The comedy of awkwardness, as ill-matched strangers stubbornly fail to click as friends, dominates the early going here to dryly amusing effect. Allison (Aubrey Plaza) is an actress turned writer-director of “small, unpopular films” whose latest creative drought lands her on the doorstep of Gabe (Christopher Abbott) and Blair (Sarah Gadon) as a presumably-paying guest. He’s inherited an impressive lakeside country lodge from his family, which seemed a logical place to go once his wife became pregnant; neither of them were exactly making it in Brooklyn as artists (he’s a musician, she’s a dancer) anyway. Allison’s solo stay is a way for them to test-drive the notion of using the property as a B&B, retreat center, or some other income-generating thing.
But they’re not exactly natural-born hosts, nor is the alternately sarcastic and self-deprecating Allison easily assimilated into the household. The couple’s dynamic is clearly fraught — they’ve arrived at that possibly-terminal relationship stage where everything one spouse says annoys or offends the other — and it doesn’t take long for Allison to get right in the middle, as an exacerbating rather than mediating element.
Things have careened to a crisis point when a title informs us that we’ve arrived at “Part II.” Suddenly now the same actresses are playing in a movie rather like (but also significantly different from) the one we’ve been watching, directed by Gabe, whose “method” seems to be playing cruel psychological games to maximize the performance of his wife-slash-star Allison. (It’s worth noting that in Levine’s prior features, he co-starred with his own wife, fellow multi-hyphenate Sophia Takal.) Now it’s Blair who’s the interloper, in both the film being shot and on the set, where crew members comically strain to keep an increasingly chaotic production operational on its wrap day.
Charting a somewhat different kind of train wreck from the first half’s, this section is antic and histrionic, entertaining but also insider-ish to the point of frequently seeming aimed primarily at viewers who’ve worked on a film set themselves. Plaza has some heavy lifting to do as her character goes off the rails, and she throws herself into it with impressive commitment.

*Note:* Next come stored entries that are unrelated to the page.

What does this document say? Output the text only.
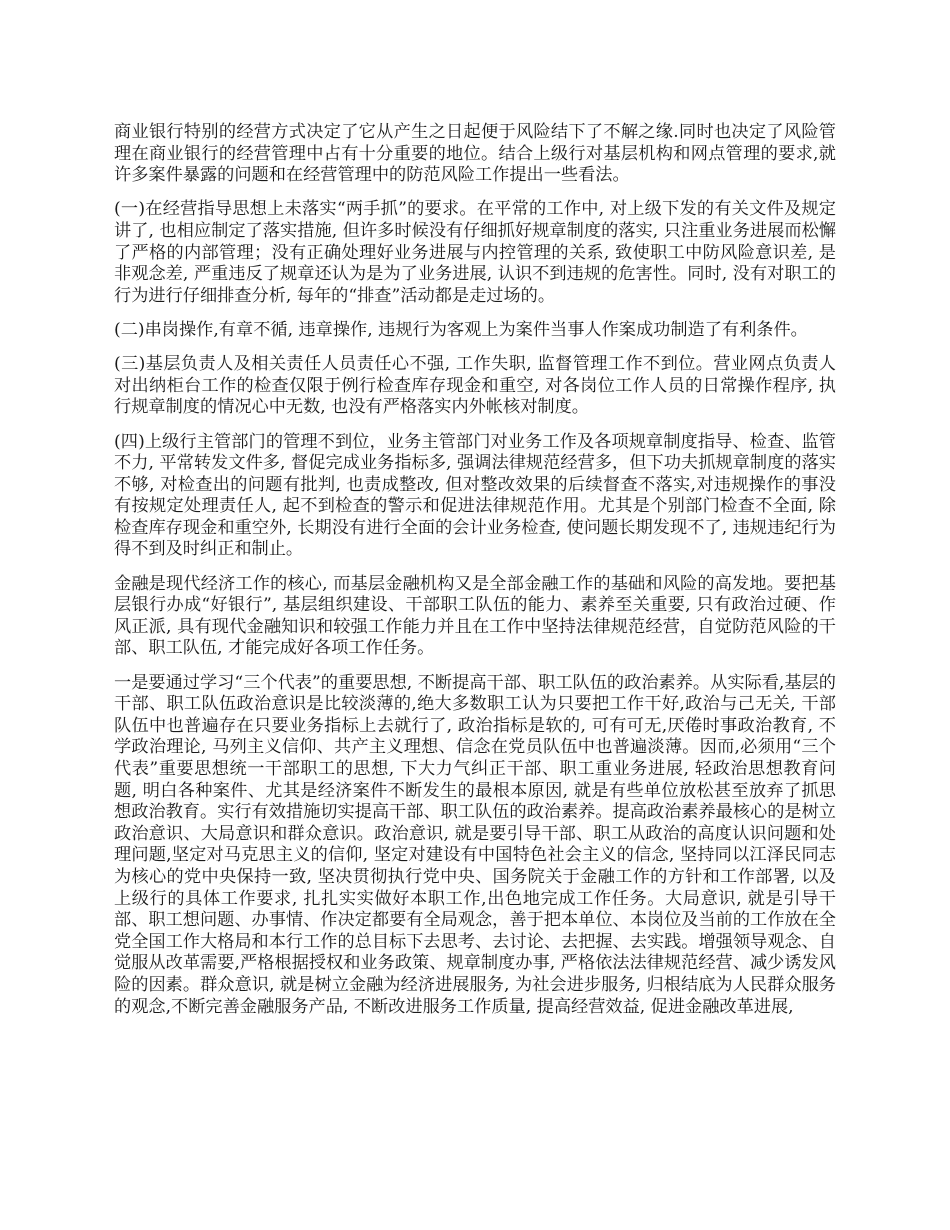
商业银行特别的经营方式决定了它从产生之日起便于风险结下了不解之缘.同时也决定了风险管理在商业银行的经营管理中占有十分重要的地位。结合上级行对基层机构和网点管理的要求,就许多案件暴露的问题和在经营管理中的防范风险工作提出一些看法。

(一)在经营指导思想上未落实“两手抓”的要求。在平常的工作中, 对上级下发的有关文件及规定讲了, 也相应制定了落实措施, 但许多时候没有仔细抓好规章制度的落实, 只注重业务进展而松懈了严格的内部管理；没有正确处理好业务进展与内控管理的关系, 致使职工中防风险意识差, 是非观念差, 严重违反了规章还认为是为了业务进展, 认识不到违规的危害性。同时, 没有对职工的行为进行仔细排查分析, 每年的“排查”活动都是走过场的。

(二)串岗操作,有章不循, 违章操作, 违规行为客观上为案件当事人作案成功制造了有利条件。

(三)基层负责人及相关责任人员责任心不强, 工作失职, 监督管理工作不到位。营业网点负责人对出纳柜台工作的检查仅限于例行检查库存现金和重空, 对各岗位工作人员的日常操作程序, 执行规章制度的情况心中无数, 也没有严格落实内外帐核对制度。

(四)上级行主管部门的管理不到位，业务主管部门对业务工作及各项规章制度指导、检查、监管不力, 平常转发文件多, 督促完成业务指标多, 强调法律规范经营多，但下功夫抓规章制度的落实不够, 对检查出的问题有批判, 也责成整改, 但对整改效果的后续督查不落实,对违规操作的事没有按规定处理责任人, 起不到检查的警示和促进法律规范作用。尤其是个别部门检查不全面, 除检查库存现金和重空外, 长期没有进行全面的会计业务检查, 使问题长期发现不了, 违规违纪行为得不到及时纠正和制止。

金融是现代经济工作的核心, 而基层金融机构又是全部金融工作的基础和风险的高发地。要把基层银行办成“好银行”, 基层组织建设、干部职工队伍的能力、素养至关重要, 只有政治过硬、作风正派, 具有现代金融知识和较强工作能力并且在工作中坚持法律规范经营，自觉防范风险的干部、职工队伍, 才能完成好各项工作任务。

一是要通过学习“三个代表”的重要思想, 不断提高干部、职工队伍的政治素养。从实际看,基层的干部、职工队伍政治意识是比较淡薄的,绝大多数职工认为只要把工作干好,政治与己无关, 干部队伍中也普遍存在只要业务指标上去就行了, 政治指标是软的, 可有可无,厌倦时事政治教育, 不学政治理论, 马列主义信仰、共产主义理想、信念在党员队伍中也普遍淡薄。因而,必须用“三个代表”重要思想统一干部职工的思想, 下大力气纠正干部、职工重业务进展, 轻政治思想教育问题, 明白各种案件、尤其是经济案件不断发生的最根本原因, 就是有些单位放松甚至放弃了抓思想政治教育。实行有效措施切实提高干部、职工队伍的政治素养。提高政治素养最核心的是树立政治意识、大局意识和群众意识。政治意识, 就是要引导干部、职工从政治的高度认识问题和处理问题,坚定对马克思主义的信仰, 坚定对建设有中国特色社会主义的信念, 坚持同以江泽民同志为核心的党中央保持一致, 坚决贯彻执行党中央、国务院关于金融工作的方针和工作部署, 以及上级行的具体工作要求, 扎扎实实做好本职工作,出色地完成工作任务。大局意识, 就是引导干部、职工想问题、办事情、作决定都要有全局观念，善于把本单位、本岗位及当前的工作放在全党全国工作大格局和本行工作的总目标下去思考、去讨论、去把握、去实践。增强领导观念、自觉服从改革需要,严格根据授权和业务政策、规章制度办事, 严格依法法律规范经营、减少诱发风险的因素。群众意识, 就是树立金融为经济进展服务, 为社会进步服务, 归根结底为人民群众服务的观念,不断完善金融服务产品, 不断改进服务工作质量, 提高经营效益, 促进金融改革进展,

Yet the movie doesn’t really have the empathetic depth to make Allison’s distress as visceral as it’s played, and despite incisive performances from the other leads (as well as various diverting ensemble turns), it’s unclear just what the stakes are for us in these people. How seriously, or satirically, does Levine intend his portrait of artistic process to be taken? “” is clever, yet ends without providing any certainty that its cleverness has a point. Its critique of self-indulgence is hard to separate from its actual self-indulgence.
While livelier and less pretentious on a moment-to-moment basis than similar mirror-gazing cinematic exercises (a form that either peaked or reached its nadir with Dennis Hopper’s “The Last Movie,” depending on your view), “Bear” is ultimately the kind of willful idiosyncrasy that seems more pleased with itself than most viewers will be. Gamesmanship is one thing. However, a game without rules, or in which the rules keep changing, risks seeming like a waste of energy.
Still, there are constantly small things here that keep interest stimulated, from inventive plot fillips to DP Rob Leitzell’s sometimes formalist compositions. Editor Matthew Weiss creates a flow that’s tightly paced even when it’s conceptually self-contradicting, while the soundtrack offers an interesting mix that includes the odd whiff of gamelan.